For forty years and in nine previous books, scholar and religious commentator Tom Harpur has challenged church orthodoxy and guided thousands of readers on subjects as controversial as the true nature of Christ and life after death. Now, in his most radical and groundbreaking work, Harpur digs deep into the origins of Christianity. What he has discovered will have a profound effect on the way we think about religion.
Long before the advent of Jesus Christ, the Egyptians and other peoples believed in the coming of a messiah, a madonna and her child, a virgin birth, and the incarnation of the spirit in flesh. The early Christian church accepted these ancient truths as the very tenets of Christianity but disavowed their origins.
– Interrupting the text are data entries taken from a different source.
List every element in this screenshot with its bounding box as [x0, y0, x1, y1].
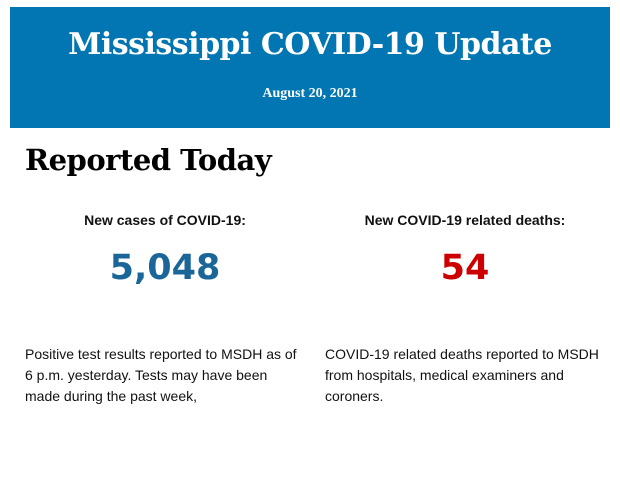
new-cases-value: 5,048 — [109, 248, 221, 288]
page-title: Mississippi COVID-19 Update — [68, 27, 552, 62]
new-deaths-label: New COVID-19 related deaths: — [364, 212, 566, 228]
new-deaths-value: 54 — [440, 248, 490, 288]
new-cases-description: Positive test results reported to MSDH a… — [25, 346, 297, 404]
report-date: August 20, 2021 — [262, 86, 358, 101]
new-deaths-description: COVID-19 related deaths reported to MSDH… — [325, 346, 599, 404]
header-banner: Mississippi COVID-19 Update August 20, 2… — [10, 7, 610, 128]
new-cases-block: New cases of COVID-19: 5,048 — [25, 212, 305, 288]
new-cases-label: New cases of COVID-19: — [84, 212, 246, 228]
section-heading: Reported Today — [25, 143, 272, 177]
new-deaths-block: New COVID-19 related deaths: 54 — [325, 212, 605, 288]
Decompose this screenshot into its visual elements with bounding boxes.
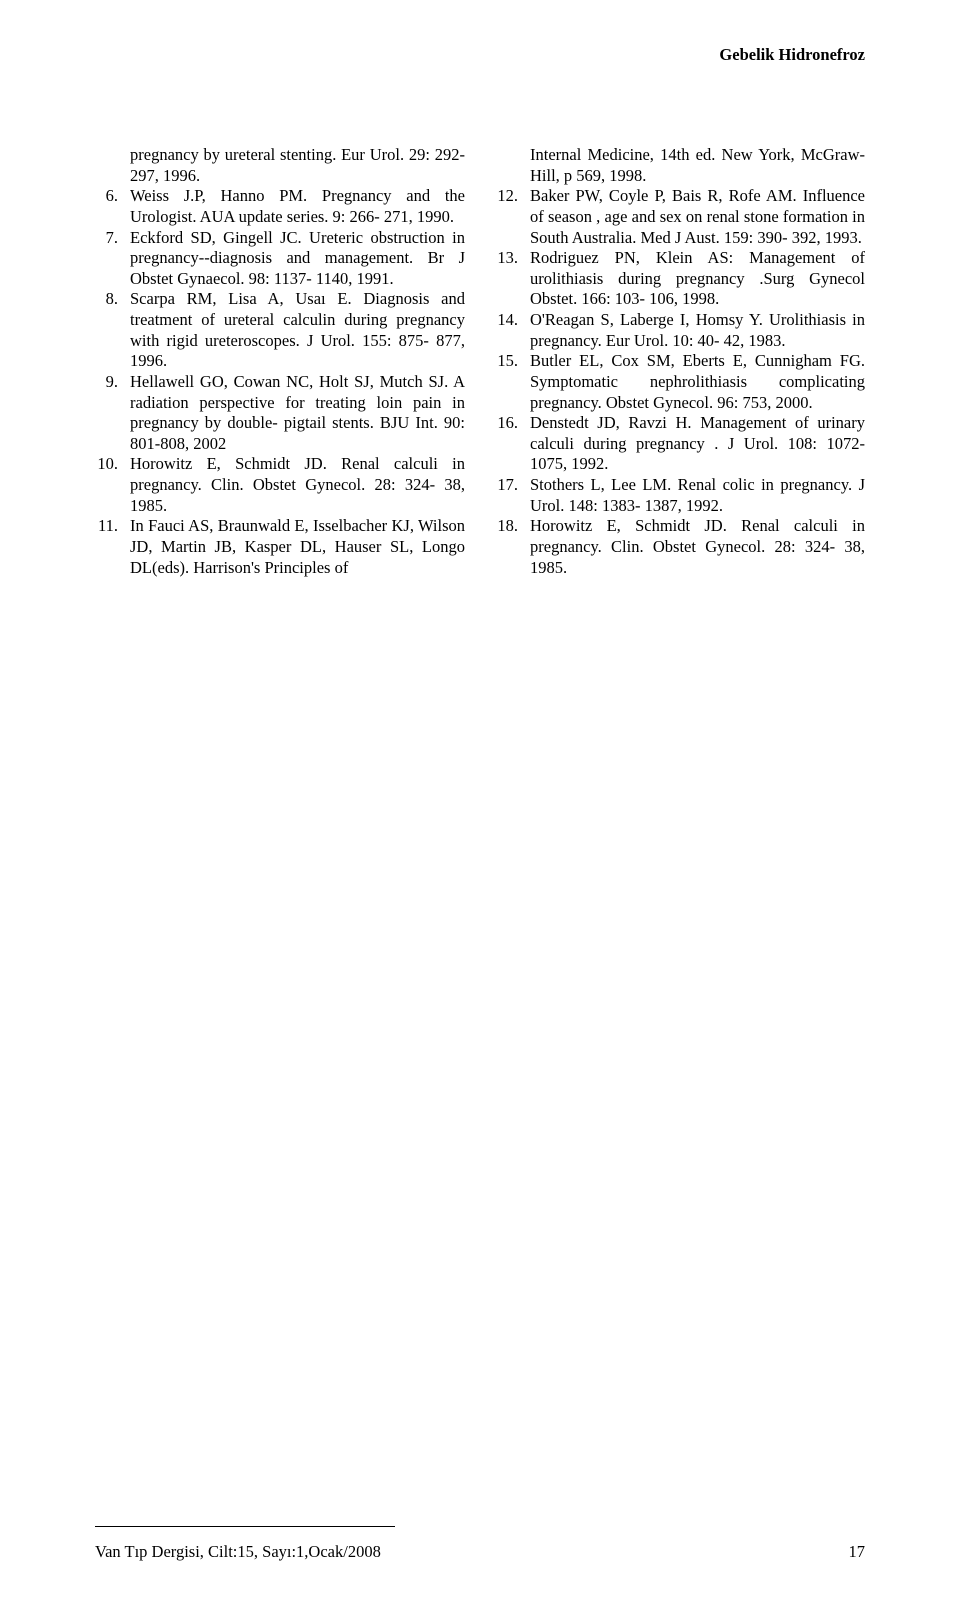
main-content: pregnancy by ureteral stenting. Eur Urol…	[95, 145, 865, 578]
reference-number: 12.	[495, 186, 530, 248]
reference-item: 11.In Fauci AS, Braunwald E, Isselbacher…	[95, 516, 465, 578]
reference-text: Baker PW, Coyle P, Bais R, Rofe AM. Infl…	[530, 186, 865, 248]
header-title: Gebelik Hidronefroz	[719, 45, 865, 64]
reference-text: Horowitz E, Schmidt JD. Renal calculi in…	[530, 516, 865, 578]
reference-item: 14.O'Reagan S, Laberge I, Homsy Y. Uroli…	[495, 310, 865, 351]
reference-number: 11.	[95, 516, 130, 578]
journal-info: Van Tıp Dergisi, Cilt:15, Sayı:1,Ocak/20…	[95, 1542, 381, 1562]
reference-number: 16.	[495, 413, 530, 475]
page-number: 17	[849, 1542, 866, 1562]
reference-item: 12.Baker PW, Coyle P, Bais R, Rofe AM. I…	[495, 186, 865, 248]
reference-number: 14.	[495, 310, 530, 351]
reference-text: Butler EL, Cox SM, Eberts E, Cunnigham F…	[530, 351, 865, 413]
reference-number: 7.	[95, 228, 130, 290]
reference-number: 15.	[495, 351, 530, 413]
reference-item: 8.Scarpa RM, Lisa A, Usaı E. Diagnosis a…	[95, 289, 465, 372]
reference-item: 9.Hellawell GO, Cowan NC, Holt SJ, Mutch…	[95, 372, 465, 455]
reference-text: Horowitz E, Schmidt JD. Renal calculi in…	[130, 454, 465, 516]
reference-text: Eckford SD, Gingell JC. Ureteric obstruc…	[130, 228, 465, 290]
reference-item: 10.Horowitz E, Schmidt JD. Renal calculi…	[95, 454, 465, 516]
reference-item: 17.Stothers L, Lee LM. Renal colic in pr…	[495, 475, 865, 516]
reference-text: Weiss J.P, Hanno PM. Pregnancy and the U…	[130, 186, 465, 227]
reference-text: In Fauci AS, Braunwald E, Isselbacher KJ…	[130, 516, 465, 578]
reference-item: 18.Horowitz E, Schmidt JD. Renal calculi…	[495, 516, 865, 578]
reference-item: 16.Denstedt JD, Ravzi H. Management of u…	[495, 413, 865, 475]
reference-number: 13.	[495, 248, 530, 310]
reference-text: Denstedt JD, Ravzi H. Management of urin…	[530, 413, 865, 475]
right-column: Internal Medicine, 14th ed. New York, Mc…	[495, 145, 865, 578]
left-column: pregnancy by ureteral stenting. Eur Urol…	[95, 145, 465, 578]
reference-number: 6.	[95, 186, 130, 227]
footer: Van Tıp Dergisi, Cilt:15, Sayı:1,Ocak/20…	[95, 1542, 865, 1562]
running-header: Gebelik Hidronefroz	[719, 45, 865, 65]
reference-number: 17.	[495, 475, 530, 516]
reference-text: Scarpa RM, Lisa A, Usaı E. Diagnosis and…	[130, 289, 465, 372]
reference-text: Rodriguez PN, Klein AS: Management of ur…	[530, 248, 865, 310]
footer-rule	[95, 1526, 395, 1527]
reference-item: 13.Rodriguez PN, Klein AS: Management of…	[495, 248, 865, 310]
reference-item: 6.Weiss J.P, Hanno PM. Pregnancy and the…	[95, 186, 465, 227]
reference-number: 8.	[95, 289, 130, 372]
reference-text: O'Reagan S, Laberge I, Homsy Y. Urolithi…	[530, 310, 865, 351]
reference-item: 15.Butler EL, Cox SM, Eberts E, Cunnigha…	[495, 351, 865, 413]
reference-number: 18.	[495, 516, 530, 578]
ref-continuation: pregnancy by ureteral stenting. Eur Urol…	[95, 145, 465, 186]
reference-item: 7.Eckford SD, Gingell JC. Ureteric obstr…	[95, 228, 465, 290]
reference-text: Stothers L, Lee LM. Renal colic in pregn…	[530, 475, 865, 516]
reference-number: 9.	[95, 372, 130, 455]
reference-text: Hellawell GO, Cowan NC, Holt SJ, Mutch S…	[130, 372, 465, 455]
ref-continuation: Internal Medicine, 14th ed. New York, Mc…	[495, 145, 865, 186]
reference-number: 10.	[95, 454, 130, 516]
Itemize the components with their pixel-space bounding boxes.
What began as a universal belief system based on myth and allegory became instead, in the third and fourth centuries A.D., a ritualistic institution headed by ultraconservative literalists. "The transcendent meaning of glorious myths and symbols was reduced to miraculous, quite unbelievable events. The truth that Christ was to come in man, that the Christ principle was potentially in each of us, was changed to the exclusivist teaching that the Christ had come as a man."
Harpur's message is clear: Our blind faith in literalism is killing Christianity. Only with a return to an inclusive religion will we gain a true understanding of who we are and who we are intended to become. Drawing on the work of scholars such as Gerald Massey and Alvin Boyd Kuhn, Tom Harpur has written a book of rare insight and power.